I’m just saying there are robust APIs and common patterns/concepts in Durable Functions that can achieve many of the things you’re asking for, so it may be worth taking a look at those if you haven’t already done so.

If those APIs are not useful or fall short for your use-cases, then that would be really great feedback!

olitomlinson commented 3 years ago

@Bartolomeus-649

Of course, and as Chris and Seb have both mentioned, there are challenges to this “Start-up” trigger notion.

Until the start-up trigger is available, I’m providing alternatives that may help you.

I’m also providing guidance on how you can accomplish some of those things with what exists today in the API.

If you do not wish to take that guidance that’s absolutely fine.

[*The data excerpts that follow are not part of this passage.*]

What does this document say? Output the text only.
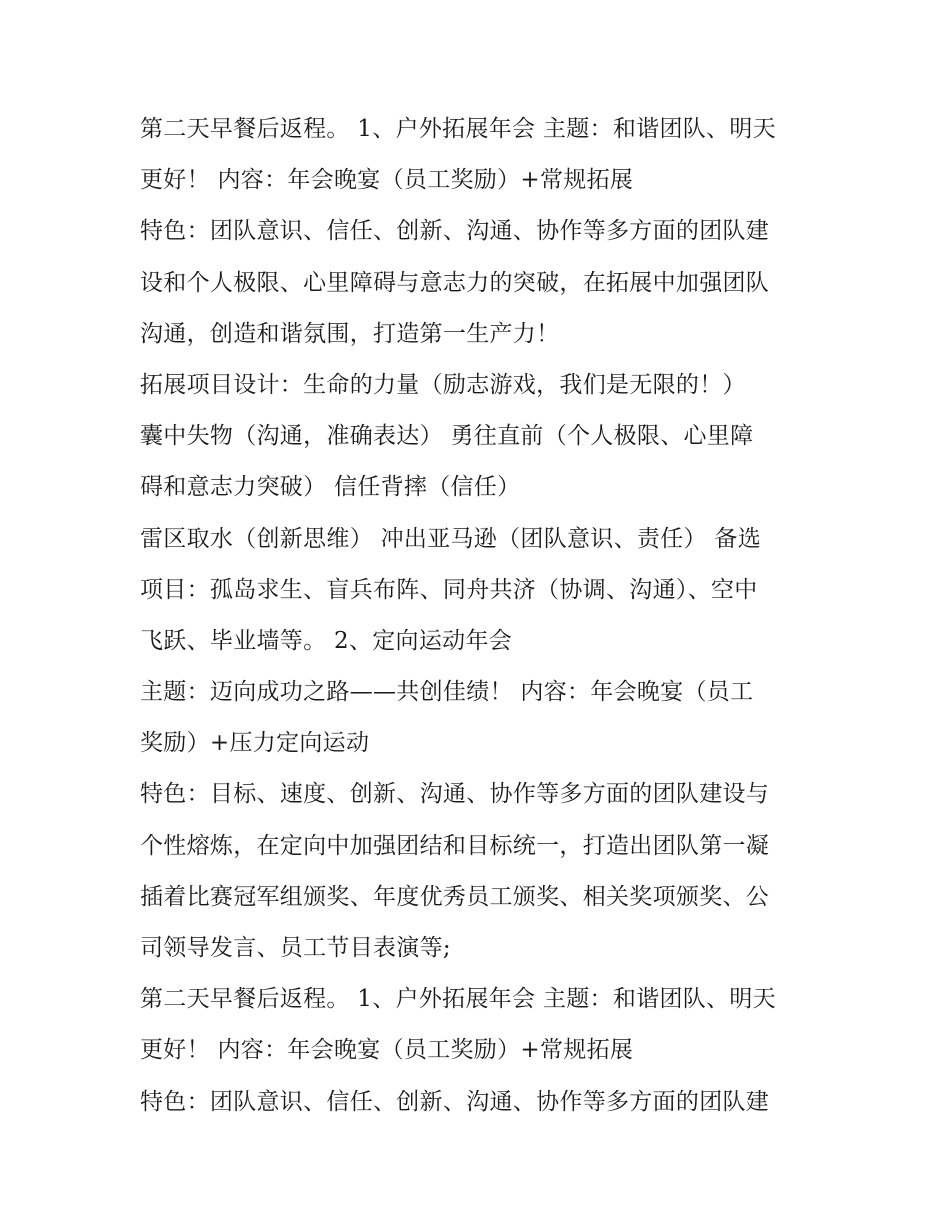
第二天早餐后返程。 1、户外拓展年会 主题：和谐团队、明天
更好！ 内容：年会晚宴（员工奖励）+常规拓展
特色：团队意识、信任、创新、沟通、协作等多方面的团队建
设和个人极限、心里障碍与意志力的突破，在拓展中加强团队
沟通，创造和谐氛围，打造第一生产力！
拓展项目设计：生命的力量（励志游戏，我们是无限的！）
囊中失物（沟通，准确表达） 勇往直前（个人极限、心里障
碍和意志力突破） 信任背摔（信任）
雷区取水（创新思维） 冲出亚马逊（团队意识、责任） 备选
项目：孤岛求生、盲兵布阵、同舟共济（协调、沟通）、空中
飞跃、毕业墙等。 2、定向运动年会
主题：迈向成功之路——共创佳绩！ 内容：年会晚宴（员工
奖励）+压力定向运动
特色：目标、速度、创新、沟通、协作等多方面的团队建设与
个性熔炼，在定向中加强团结和目标统一，打造出团队第一凝
插着比赛冠军组颁奖、年度优秀员工颁奖、相关奖项颁奖、公
司领导发言、员工节目表演等;
第二天早餐后返程。 1、户外拓展年会 主题：和谐团队、明天
更好！ 内容：年会晚宴（员工奖励）+常规拓展
特色：团队意识、信任、创新、沟通、协作等多方面的团队建
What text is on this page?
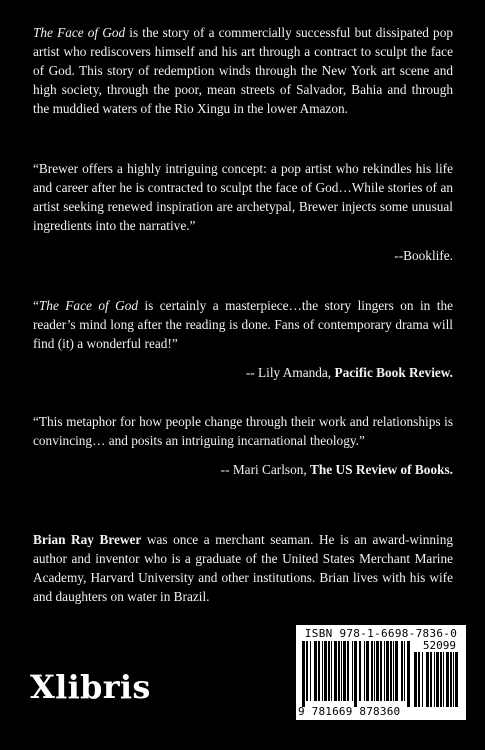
The Face of God is the story of a commercially successful but dissipated pop artist who rediscovers himself and his art through a contract to sculpt the face of God. This story of redemption winds through the New York art scene and high society, through the poor, mean streets of Salvador, Bahia and through the muddied waters of the Rio Xingu in the lower Amazon.

“Brewer offers a highly intriguing concept: a pop artist who rekindles his life and career after he is contracted to sculpt the face of God…While stories of an artist seeking renewed inspiration are archetypal, Brewer injects some unusual ingredients into the narrative.”

--Booklife.

“The Face of God is certainly a masterpiece…the story lingers on in the reader’s mind long after the reading is done. Fans of contemporary drama will find (it) a wonderful read!”

-- Lily Amanda, Pacific Book Review.

“This metaphor for how people change through their work and relationships is convincing… and posits an intriguing incarnational theology.”

-- Mari Carlson, The US Review of Books.

Brian Ray Brewer was once a merchant seaman. He is an award-winning author and inventor who is a graduate of the United States Merchant Marine Academy, Harvard University and other institutions. Brian lives with his wife and daughters on water in Brazil.

Xlibris
ISBN 978-1-6698-7836-0
52099
9 781669 878360
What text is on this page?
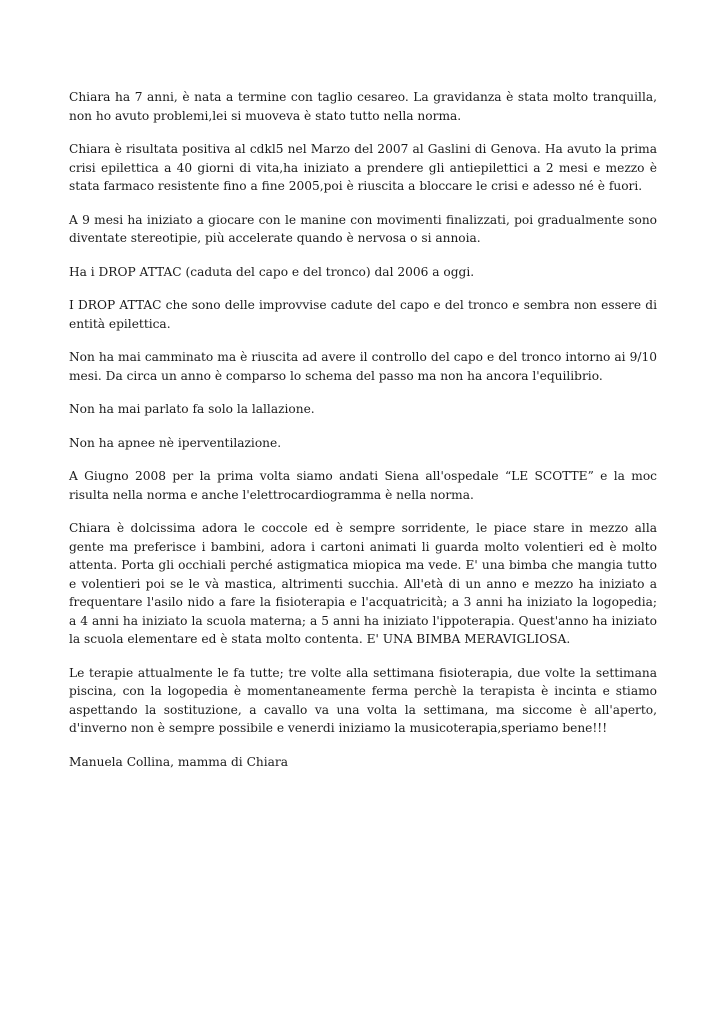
Chiara ha 7 anni, è nata a termine con taglio cesareo. La gravidanza è stata molto tranquilla, non ho avuto problemi,lei si muoveva è stato tutto nella norma.

Chiara è risultata positiva al cdkl5 nel Marzo del 2007 al Gaslini di Genova. Ha avuto la prima crisi epilettica a 40 giorni di vita,ha iniziato a prendere gli antiepilettici a 2 mesi e mezzo è stata farmaco resistente fino a fine 2005,poi è riuscita a bloccare le crisi e adesso né è fuori.

A 9 mesi ha iniziato a giocare con le manine con movimenti finalizzati, poi gradualmente sono diventate stereotipie, più accelerate quando è nervosa o si annoia.

Ha i DROP ATTAC (caduta del capo e del tronco) dal 2006 a oggi.

I DROP ATTAC che sono delle improvvise cadute del capo e del tronco e sembra non essere di entità epilettica.

Non ha mai camminato ma è riuscita ad avere il controllo del capo e del tronco intorno ai 9/10 mesi. Da circa un anno è comparso lo schema del passo ma non ha ancora l'equilibrio.

Non ha mai parlato fa solo la lallazione.

Non ha apnee nè iperventilazione.

A Giugno 2008 per la prima volta siamo andati Siena all'ospedale “LE SCOTTE” e la moc risulta nella norma e anche l'elettrocardiogramma è nella norma.

Chiara è dolcissima adora le coccole ed è sempre sorridente, le piace stare in mezzo alla gente ma preferisce i bambini, adora i cartoni animati li guarda molto volentieri ed è molto attenta. Porta gli occhiali perché astigmatica miopica ma vede. E' una bimba che mangia tutto e volentieri poi se le và mastica, altrimenti succhia. All'età di un anno e mezzo ha iniziato a frequentare l'asilo nido a fare la fisioterapia e l'acquatricità; a 3 anni ha iniziato la logopedia; a 4 anni ha iniziato la scuola materna; a 5 anni ha iniziato l'ippoterapia. Quest'anno ha iniziato la scuola elementare ed è stata molto contenta. E' UNA BIMBA MERAVIGLIOSA.

Le terapie attualmente le fa tutte; tre volte alla settimana fisioterapia, due volte la settimana piscina, con la logopedia è momentaneamente ferma perchè la terapista è incinta e stiamo aspettando la sostituzione, a cavallo va una volta la settimana, ma siccome è all'aperto, d'inverno non è sempre possibile e venerdi iniziamo la musicoterapia,speriamo bene!!!

Manuela Collina, mamma di Chiara
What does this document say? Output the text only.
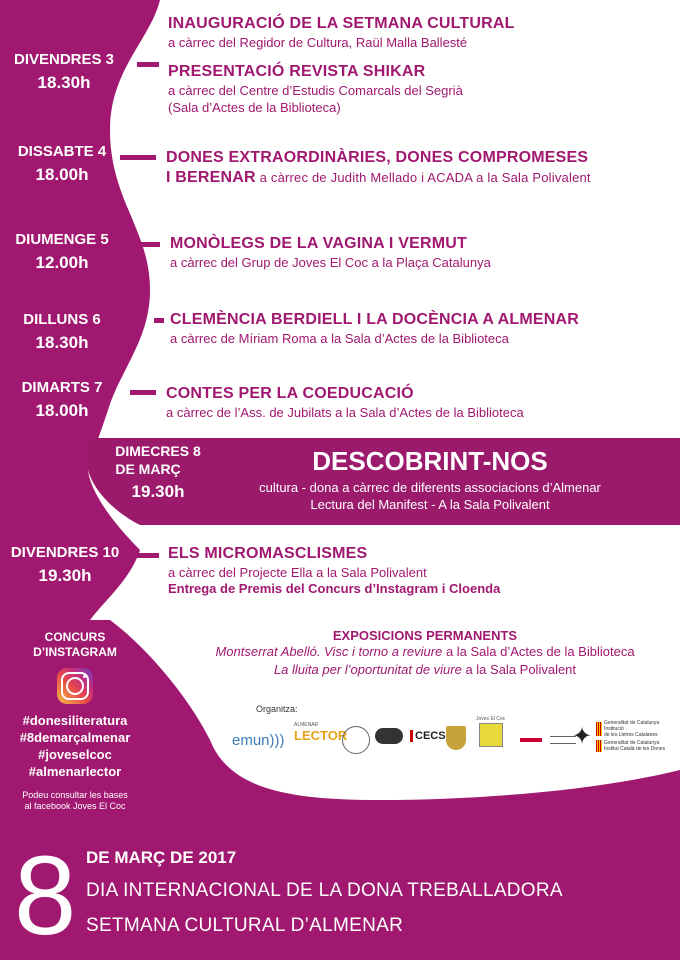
DIVENDRES 3
18.30h
DISSABTE 4
18.00h
DIUMENGE 5
12.00h
DILLUNS 6
18.30h
DIMARTS 7
18.00h
DIVENDRES 10
19.30h
INAUGURACIÓ DE LA SETMANA CULTURAL
a càrrec del Regidor de Cultura, Raül Malla Ballesté
PRESENTACIÓ REVISTA SHIKAR
a càrrec del Centre d’Estudis Comarcals del Segrià
(Sala d’Actes de la Biblioteca)
DONES EXTRAORDINÀRIES, DONES COMPROMESES
I BERENAR a càrrec de Judith Mellado i ACADA a la Sala Polivalent
MONÒLEGS DE LA VAGINA I VERMUT
a càrrec del Grup de Joves El Coc a la Plaça Catalunya
CLEMÈNCIA BERDIELL I LA DOCÈNCIA A ALMENAR
a càrrec de Míriam Roma a la Sala d’Actes de la Biblioteca
CONTES PER LA COEDUCACIÓ
a càrrec de l’Ass. de Jubilats a la Sala d’Actes de la Biblioteca
DIMECRES 8
DE MARÇ
19.30h
DESCOBRINT-NOS
cultura - dona a càrrec de diferents associacions d’Almenar
Lectura del Manifest - A la Sala Polivalent
ELS MICROMASCLISMES
a càrrec del Projecte Ella a la Sala Polivalent
Entrega de Premis del Concurs d’Instagram i Cloenda
CONCURS
D’INSTAGRAM
#donesiliteratura
#8demarçalmenar
#joveselcoc
#almenarlector
Podeu consultar les bases
al facebook Joves El Coc
EXPOSICIONS PERMANENTS
Montserrat Abelló. Visc i torno a reviure a la Sala d’Actes de la Biblioteca
La lluita per l’oportunitat de viure a la Sala Polivalent
Organitza:
emun)))
ALMENAR
LECTOR	CECS
Joves El Coc
✦	Generalitat de Catalunya
Institució
de les Lletres Catalanes
Generalitat de Catalunya
Institut Català de les Dones
8 DE MARÇ DE 2017
DIA INTERNACIONAL DE LA DONA TREBALLADORA
SETMANA CULTURAL D’ALMENAR
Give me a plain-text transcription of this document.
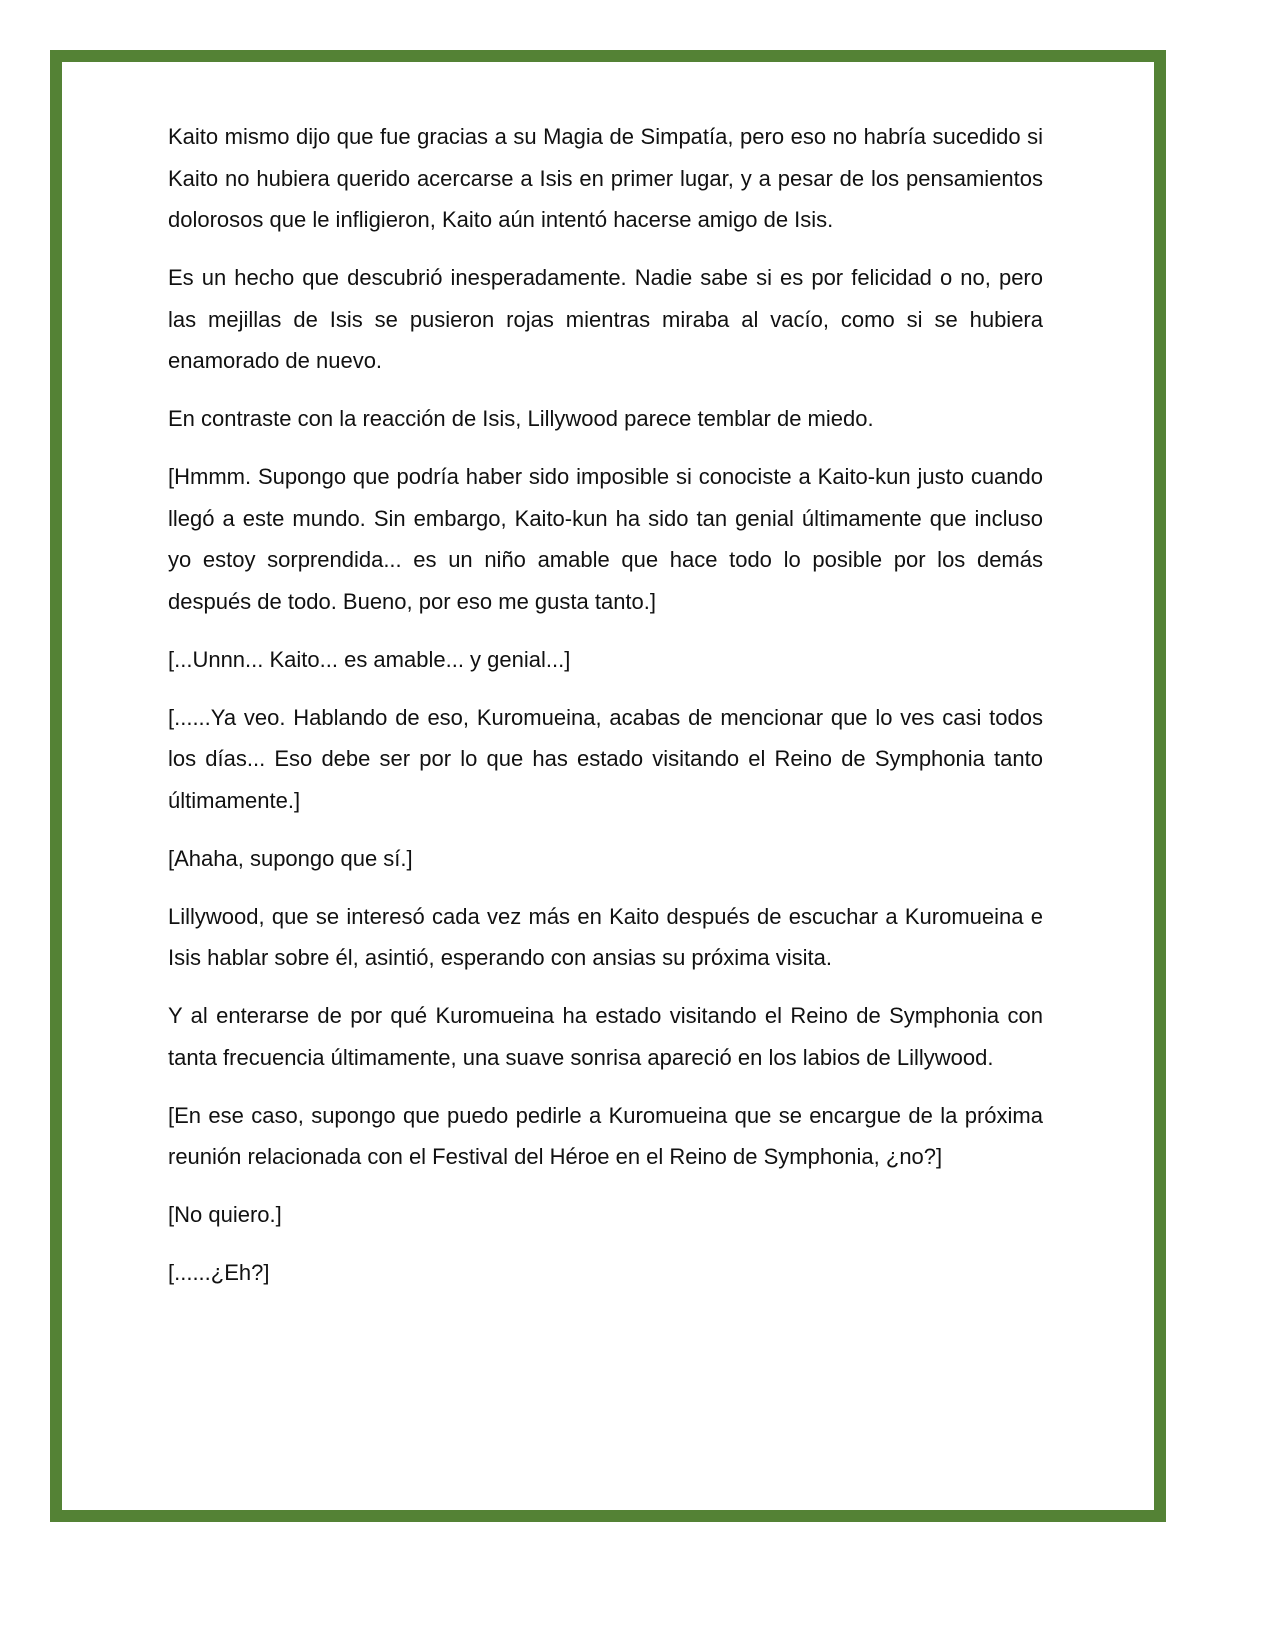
Kaito mismo dijo que fue gracias a su Magia de Simpatía, pero eso no habría sucedido si Kaito no hubiera querido acercarse a Isis en primer lugar, y a pesar de los pensamientos dolorosos que le infligieron, Kaito aún intentó hacerse amigo de Isis.

Es un hecho que descubrió inesperadamente. Nadie sabe si es por felicidad o no, pero las mejillas de Isis se pusieron rojas mientras miraba al vacío, como si se hubiera enamorado de nuevo.

En contraste con la reacción de Isis, Lillywood parece temblar de miedo.

[Hmmm. Supongo que podría haber sido imposible si conociste a Kaito-kun justo cuando llegó a este mundo. Sin embargo, Kaito-kun ha sido tan genial últimamente que incluso yo estoy sorprendida... es un niño amable que hace todo lo posible por los demás después de todo. Bueno, por eso me gusta tanto.]

[...Unnn... Kaito... es amable... y genial...]

[......Ya veo. Hablando de eso, Kuromueina, acabas de mencionar que lo ves casi todos los días... Eso debe ser por lo que has estado visitando el Reino de Symphonia tanto últimamente.]

[Ahaha, supongo que sí.]

Lillywood, que se interesó cada vez más en Kaito después de escuchar a Kuromueina e Isis hablar sobre él, asintió, esperando con ansias su próxima visita.

Y al enterarse de por qué Kuromueina ha estado visitando el Reino de Symphonia con tanta frecuencia últimamente, una suave sonrisa apareció en los labios de Lillywood.

[En ese caso, supongo que puedo pedirle a Kuromueina que se encargue de la próxima reunión relacionada con el Festival del Héroe en el Reino de Symphonia, ¿no?]

[No quiero.]

[......¿Eh?]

cgillum commented 3 years ago

The concept of a background job is interesting, but I feel like the requirements mentioned are too specific. As @olitomlinson suggested, I think it makes more sense for this to be implemented as a layer on top of Durable Functions rather than a built-in feature. I think it's better for the Durable Functions team to instead focus on the primitives needed to make building something like background jobs more manageable. More general purpose features like "auto-start" and "auto-restart" seem like good primitives for us to expose, since implementing those yourselves is pretty non-trivial.